Additive manufacturing of inconel 617 superalloy by LAM-DED and WAAM and its in-situ monitoring

Abstract

Additive Manufacturing (AM) has emerged as a transformative technology for producing intricate, high-performance components, notably in the aerospace and energy production sector, where materials must withstand extreme environmental conditions. Inconel 617, which primarily consists of Nickel, Chromium, Cobalt and Chromium is a Ni-based superalloy, which is very well suited for such demanding applications due to its exceptional high temperature strength, oxidation and corrosion resistance at elevated temperatures.

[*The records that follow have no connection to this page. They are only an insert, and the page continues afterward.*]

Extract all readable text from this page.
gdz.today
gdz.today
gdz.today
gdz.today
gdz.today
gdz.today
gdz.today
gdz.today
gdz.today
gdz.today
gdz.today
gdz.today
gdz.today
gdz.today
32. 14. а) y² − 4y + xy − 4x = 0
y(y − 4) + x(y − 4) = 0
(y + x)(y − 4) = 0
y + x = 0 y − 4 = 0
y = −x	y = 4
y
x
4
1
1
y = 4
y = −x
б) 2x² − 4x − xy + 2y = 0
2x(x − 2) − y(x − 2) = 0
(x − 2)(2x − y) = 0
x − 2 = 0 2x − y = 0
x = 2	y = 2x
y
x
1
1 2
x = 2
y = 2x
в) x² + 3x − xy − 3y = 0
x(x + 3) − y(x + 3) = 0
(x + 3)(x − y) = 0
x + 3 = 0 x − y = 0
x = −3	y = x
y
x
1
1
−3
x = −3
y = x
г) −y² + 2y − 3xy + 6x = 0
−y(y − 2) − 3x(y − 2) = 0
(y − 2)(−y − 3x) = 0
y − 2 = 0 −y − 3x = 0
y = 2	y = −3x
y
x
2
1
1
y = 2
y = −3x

However, manufacturing of In-617 through conventional methods remains a challenge due to the various problems associated with it such as poor machinability, σ-Phase Precipitation, tendency of thermal cracking and various machining difficulties such as rapid tool degradation and work hardening. The present study explores the fabrication of Inconel 617 using two prominent Directed Energy Deposition (DED) - based AM techniques: Laser Additive Manufacturing - Directed Energy Deposition (LAM-DED) and Wire Arc Additive Manufacturing (WAAM), with a particular emphasis on in-situ process monitoring. This study focuses on the Realization of In-617 in Additive manufacturing route for catering heavy industries, particularly the energy production sectors. Preliminary investigations were conducted using LAM-DED to assess laser-material interactions and understand basic melt pool characteristics.